Ventricular Hypertrophy
Cor Pulmonale. The conundrum of cor pulmonale in obstructed airflow disease is particularly baffling. It seems that neither pulmonary vascular disease due to emphysematous changes, nor pulmonary vasoconstriction due to alveolar hypoxia are the significant factors related to right ventricular hypertrophy and eventual right heart failure. A thought-provoking possibility is that it could be due to the effects of lung distension in raising pulmonary vascular resistance and restricting the cardiogenic movement of the walls of the cardiac fossa. It has been shown that distended lungs are many times more difficult to deform than lungs at normal volumes. Because of this there could be an added load on the ventricles that is not imposed by vascular impedances, but by the need to deform surrounding tissues as the heart beats.
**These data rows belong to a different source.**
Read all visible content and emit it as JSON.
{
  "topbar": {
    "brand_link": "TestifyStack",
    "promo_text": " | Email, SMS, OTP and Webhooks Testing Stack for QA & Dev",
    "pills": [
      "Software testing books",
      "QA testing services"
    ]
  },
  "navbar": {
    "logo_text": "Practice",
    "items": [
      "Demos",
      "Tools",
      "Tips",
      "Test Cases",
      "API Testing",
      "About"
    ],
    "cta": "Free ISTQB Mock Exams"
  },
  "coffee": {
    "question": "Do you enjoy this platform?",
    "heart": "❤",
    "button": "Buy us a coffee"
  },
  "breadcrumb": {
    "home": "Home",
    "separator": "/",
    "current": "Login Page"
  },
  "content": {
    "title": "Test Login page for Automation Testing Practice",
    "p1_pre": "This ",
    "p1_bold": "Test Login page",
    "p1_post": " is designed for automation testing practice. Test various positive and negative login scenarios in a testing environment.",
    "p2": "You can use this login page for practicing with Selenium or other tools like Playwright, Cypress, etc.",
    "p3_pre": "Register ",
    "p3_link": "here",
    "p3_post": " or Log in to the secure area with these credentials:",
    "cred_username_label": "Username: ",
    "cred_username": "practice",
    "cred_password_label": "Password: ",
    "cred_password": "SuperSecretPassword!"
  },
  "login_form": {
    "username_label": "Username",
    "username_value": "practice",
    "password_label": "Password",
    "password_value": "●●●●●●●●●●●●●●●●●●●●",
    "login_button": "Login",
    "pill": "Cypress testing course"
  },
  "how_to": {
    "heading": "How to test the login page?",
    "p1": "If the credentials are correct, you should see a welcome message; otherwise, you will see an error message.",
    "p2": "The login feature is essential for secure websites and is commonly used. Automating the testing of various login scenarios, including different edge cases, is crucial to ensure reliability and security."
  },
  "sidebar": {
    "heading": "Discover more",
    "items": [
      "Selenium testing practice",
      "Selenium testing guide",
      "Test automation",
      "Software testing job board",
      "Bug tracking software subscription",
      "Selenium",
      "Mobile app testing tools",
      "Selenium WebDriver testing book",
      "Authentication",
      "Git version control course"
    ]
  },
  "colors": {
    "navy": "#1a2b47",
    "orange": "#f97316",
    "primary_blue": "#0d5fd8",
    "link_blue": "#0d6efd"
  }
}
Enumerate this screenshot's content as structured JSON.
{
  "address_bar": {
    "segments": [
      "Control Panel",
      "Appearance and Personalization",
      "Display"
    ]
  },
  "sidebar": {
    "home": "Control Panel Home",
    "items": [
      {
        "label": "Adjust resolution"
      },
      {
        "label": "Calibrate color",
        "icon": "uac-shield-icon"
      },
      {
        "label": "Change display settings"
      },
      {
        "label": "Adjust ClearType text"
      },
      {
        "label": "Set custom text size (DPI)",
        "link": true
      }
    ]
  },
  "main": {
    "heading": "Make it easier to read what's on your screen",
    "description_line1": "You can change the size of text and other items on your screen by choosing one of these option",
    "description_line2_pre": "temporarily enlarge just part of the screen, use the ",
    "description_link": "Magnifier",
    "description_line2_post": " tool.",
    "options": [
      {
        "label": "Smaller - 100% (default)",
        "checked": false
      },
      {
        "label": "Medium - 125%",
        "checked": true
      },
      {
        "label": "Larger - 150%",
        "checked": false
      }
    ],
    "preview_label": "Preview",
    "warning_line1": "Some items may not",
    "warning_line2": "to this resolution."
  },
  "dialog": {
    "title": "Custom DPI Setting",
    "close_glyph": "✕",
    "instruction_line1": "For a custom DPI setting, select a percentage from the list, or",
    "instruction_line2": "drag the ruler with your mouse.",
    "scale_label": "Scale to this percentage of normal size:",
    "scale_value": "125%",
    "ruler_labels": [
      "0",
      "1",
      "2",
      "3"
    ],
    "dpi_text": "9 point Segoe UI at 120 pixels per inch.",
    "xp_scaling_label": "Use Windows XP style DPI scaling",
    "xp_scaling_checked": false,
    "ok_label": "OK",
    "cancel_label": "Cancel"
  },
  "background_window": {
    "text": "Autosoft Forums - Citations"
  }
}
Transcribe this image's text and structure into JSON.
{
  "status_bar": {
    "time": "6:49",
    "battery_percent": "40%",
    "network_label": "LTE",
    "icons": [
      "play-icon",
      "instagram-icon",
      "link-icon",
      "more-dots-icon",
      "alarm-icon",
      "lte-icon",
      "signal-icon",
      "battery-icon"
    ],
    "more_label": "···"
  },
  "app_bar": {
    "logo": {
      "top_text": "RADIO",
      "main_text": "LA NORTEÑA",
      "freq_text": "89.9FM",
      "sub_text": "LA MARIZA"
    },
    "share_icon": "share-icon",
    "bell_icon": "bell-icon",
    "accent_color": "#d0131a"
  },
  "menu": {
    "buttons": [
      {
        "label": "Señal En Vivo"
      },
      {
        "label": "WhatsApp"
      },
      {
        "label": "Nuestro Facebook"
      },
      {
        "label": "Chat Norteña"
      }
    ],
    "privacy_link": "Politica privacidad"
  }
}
In spite of the unchanging heart volume between systole and diastole, obvious conformational changes could be expected to load ventricular movement externally when the walls of the cardiac fossa are noncompliant. The effect would be more marked on the weaker, thin walled right ventricle. This potential load cannot be measured with present-day techniques and so remains highly speculative. However, it would explain the association of cor pulmonale, and the morbidity and mortality experienced by patients, with the severity of the obstructive pulmonary disease rather than the pulmonary hypertension. The improvement with oxygen could be due to the effect of oxygen breathing in reducing hyperpnea and gas trapping rather than hypoxic pulmonary vasoconstriction. An external load imposed by the tense walls of the cardiac fossa could also explain the previously inexplicable finding of left ventricular hypertrophy in patients with cor pulmonale due to obstructed airflow disease. Although the strong left ventricle might be expected to be unaffected by its surroundings under normal conditions, it is possible that a poorly deformable cardiac fossa could, in time, lead to its hypertrophy. cialis professional online
Conclusion
As is usual when the results of research in applied physiology are looked at in terms of clinical medicine, the view is incomplete and distorted by the bias of the reviewer. Most of the concepts in the preceding analysis are extensions of basic science studies beyond the limit of the factual data. The heart is normally held rather gently in the soft bed of the cardiac fossa and this has been amply demonstrated by observation and physiologic studies. The idea that external restrictions imposed by the harder hands of a tense cardiac fossa in a distended lung could add to the load of the heart in obstructed airflow disease may be provocative but remains to be proved.